Young and still central to France’s future, they should have more chances, but World Cups are never guaranteed. His penalty miss came in the 2022 FIFA World Cup final between France and Argentina in Lusail, Qatar.

During the penalty shootout, after the match finished 3–3 following extra time, Tchouaméni stepped up to take France’s second kick. Under immense pressure, he dragged his shot wide of the right post, giving Argentina an early advantage in the shootout. The moment became one of the most painful of his young career, a stark reminder of how unforgiving football’s biggest stage can be.

8. Mohamed Salah – 2022 World Cup Play-Off

Mohamed Salah is one of the most reliable penalty-takers of his generation, which made Egypt’s World Cup exit all the more painful.

In the 2021 AFCON final, Salah was pencilled in for the fifth penalty. It never came. Weeks later, fate cruelly paired Egypt with Senegal again, this time in a World Cup play-off.

Determined not to be a spectator, Salah stepped up — and missed. Blinded by green laser pointers and surrounded by chaos, Egypt fell short once more.

For a player of Salah’s stature, missing a World Cup remains one of football’s harshest injustices.

7. Jadon Sancho – Euro 2020 Final

The racist abuse that followed England’s Euro 2020 shootout defeat overshadowed the football itself, marking one of the darkest chapters in the national game.

For Jadon Sancho, it was also a career crossroads.

Unlike Marcus Rashford and Bukayo Saka, Sancho never truly recovered. A big-money move to Manchester United followed, but the electric winger who dazzled at Borussia Dortmund never reappeared consistently.

Since that miss against Italy, Sancho’s England career has stalled — a stark reminder of how one moment can alter a trajectory forever.

6. David Trezeguet – 2006 World Cup Final

Ask most fans about the 2006 World Cup final and one image dominates: Zinedine Zidane’s headbutt.

Almost forgotten is the man who actually missed France’s decisive penalty — David Trezeguet.

His effort crashed against the crossbar in Berlin, ending France’s hopes. Fortunately for Trezeguet, he already had a World Cup medal from 1998. That softened the blow, even if the miss still lingers quietly in football memory.

5. John Terry – 2008 Champions League Final

Rain, a slip, and a moment Chelsea fans will never forget.

John Terry wasn’t meant to take one of the first five penalties in Moscow. Didier Drogba’s red card changed everything.

Terry’s miss denied Chelsea their first Champions League title — a burden he openly admitted haunted him for years. Redemption finally arrived in 2012, but the image of his slip remains one of European football’s most iconic heartbreaks.

4. Stuart Pearce – 1990 World Cup Semi-Final

Stuart Pearce’s miss against West Germany in 1990 weighed on him for six long years.

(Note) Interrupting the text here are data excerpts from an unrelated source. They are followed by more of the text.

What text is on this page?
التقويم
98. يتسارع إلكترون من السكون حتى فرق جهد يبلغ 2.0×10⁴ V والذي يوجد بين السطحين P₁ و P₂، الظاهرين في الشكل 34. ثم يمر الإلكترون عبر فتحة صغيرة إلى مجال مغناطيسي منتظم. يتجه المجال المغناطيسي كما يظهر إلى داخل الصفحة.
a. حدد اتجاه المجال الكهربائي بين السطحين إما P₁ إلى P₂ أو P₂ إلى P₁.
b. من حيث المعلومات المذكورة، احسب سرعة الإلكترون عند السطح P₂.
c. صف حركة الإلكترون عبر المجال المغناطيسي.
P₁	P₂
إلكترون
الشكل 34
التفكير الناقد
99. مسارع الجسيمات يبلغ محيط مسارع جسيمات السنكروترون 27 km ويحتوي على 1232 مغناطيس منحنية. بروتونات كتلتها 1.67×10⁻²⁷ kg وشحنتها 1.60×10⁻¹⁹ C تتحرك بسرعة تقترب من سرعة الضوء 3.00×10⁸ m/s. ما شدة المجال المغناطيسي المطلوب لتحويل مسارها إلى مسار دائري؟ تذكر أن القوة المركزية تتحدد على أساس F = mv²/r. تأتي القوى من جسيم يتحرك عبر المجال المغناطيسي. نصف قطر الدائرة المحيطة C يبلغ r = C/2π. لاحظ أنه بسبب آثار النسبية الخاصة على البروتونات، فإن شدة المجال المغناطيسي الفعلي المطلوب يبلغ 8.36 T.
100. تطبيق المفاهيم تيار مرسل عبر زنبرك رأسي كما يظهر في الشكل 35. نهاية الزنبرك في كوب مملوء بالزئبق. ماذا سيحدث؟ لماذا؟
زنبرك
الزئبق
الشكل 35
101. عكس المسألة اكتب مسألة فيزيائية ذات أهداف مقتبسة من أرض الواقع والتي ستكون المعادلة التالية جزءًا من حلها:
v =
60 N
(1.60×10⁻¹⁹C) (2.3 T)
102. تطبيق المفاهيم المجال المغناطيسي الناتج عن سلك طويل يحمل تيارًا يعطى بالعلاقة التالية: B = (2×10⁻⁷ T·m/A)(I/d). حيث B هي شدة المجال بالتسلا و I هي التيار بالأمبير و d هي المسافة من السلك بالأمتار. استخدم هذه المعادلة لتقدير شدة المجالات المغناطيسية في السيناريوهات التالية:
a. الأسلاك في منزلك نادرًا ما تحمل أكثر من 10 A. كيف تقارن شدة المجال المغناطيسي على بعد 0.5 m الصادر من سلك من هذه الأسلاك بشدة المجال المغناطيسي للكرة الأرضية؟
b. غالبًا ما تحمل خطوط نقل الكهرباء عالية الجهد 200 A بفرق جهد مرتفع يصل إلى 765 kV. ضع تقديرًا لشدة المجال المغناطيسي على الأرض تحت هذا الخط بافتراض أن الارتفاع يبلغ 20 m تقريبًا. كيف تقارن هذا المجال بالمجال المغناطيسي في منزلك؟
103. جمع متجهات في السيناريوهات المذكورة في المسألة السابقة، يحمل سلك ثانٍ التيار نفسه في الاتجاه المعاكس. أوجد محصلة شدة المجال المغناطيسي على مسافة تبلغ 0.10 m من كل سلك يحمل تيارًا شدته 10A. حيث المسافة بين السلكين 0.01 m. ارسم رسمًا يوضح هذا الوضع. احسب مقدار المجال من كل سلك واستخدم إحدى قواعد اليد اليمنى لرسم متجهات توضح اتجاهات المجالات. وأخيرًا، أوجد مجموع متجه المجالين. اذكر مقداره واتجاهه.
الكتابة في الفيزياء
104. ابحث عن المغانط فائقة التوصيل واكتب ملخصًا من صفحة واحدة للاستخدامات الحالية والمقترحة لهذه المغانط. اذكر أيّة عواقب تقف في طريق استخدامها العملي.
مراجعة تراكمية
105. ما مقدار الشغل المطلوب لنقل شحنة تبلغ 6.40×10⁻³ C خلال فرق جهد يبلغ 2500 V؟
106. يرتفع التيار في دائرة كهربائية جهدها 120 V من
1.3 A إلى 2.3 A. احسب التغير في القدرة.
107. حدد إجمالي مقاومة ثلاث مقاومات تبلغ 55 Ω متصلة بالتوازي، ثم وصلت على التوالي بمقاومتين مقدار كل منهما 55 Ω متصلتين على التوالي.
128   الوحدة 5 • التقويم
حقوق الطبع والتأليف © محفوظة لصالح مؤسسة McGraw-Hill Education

So when he stepped up again at Euro ’96 and scored, the raw emotion told its own story. It wasn’t just a penalty. It was released.

“For me, failure wouldn’t have been to miss again,” Pearce later said. “Failure would have been not to try.”

Few moments better capture football’s brutal psychological toll.

3. Gareth Southgate – Euro ’96 Semi-Final

Before England developed a national penalty complex, there was Gareth Southgate.

His miss against Germany at Wembley triggered a run of shootout failures that lasted decades. England exited four consecutive major tournaments on penalties before finally breaking the curse in 2018.

Poetically, Southgate was the manager when redemption arrived.

Football, as ever, has a sense of irony.

2. Brahim Díaz – 2025 AFCON Final

Recency ensures this one already feels infamous.

On home soil. In the final decades in the making. With victory seconds away.

Brahim Díaz attempted a panenka — and failed spectacularly. The miss drained the stadium of belief, and Senegal’s extra-time triumph felt inevitable from that moment.

A lesson football never stops teaching: arrogance and bravery often look identical until the ball stops moving.

1. Roberto Baggio – 1994 World Cup Final

There was only ever one number one.

Baggio’s miss in Pasadena remains the ultimate penalty gut punch. The stage, the silence, the ball sailing into the California night.

“If I had had a knife at that moment, I would have stabbed myself,” Baggio later admitted.

No moment better captures the unbearable weight of football’s biggest responsibility, one kick, one miss, and a legacy forever defined.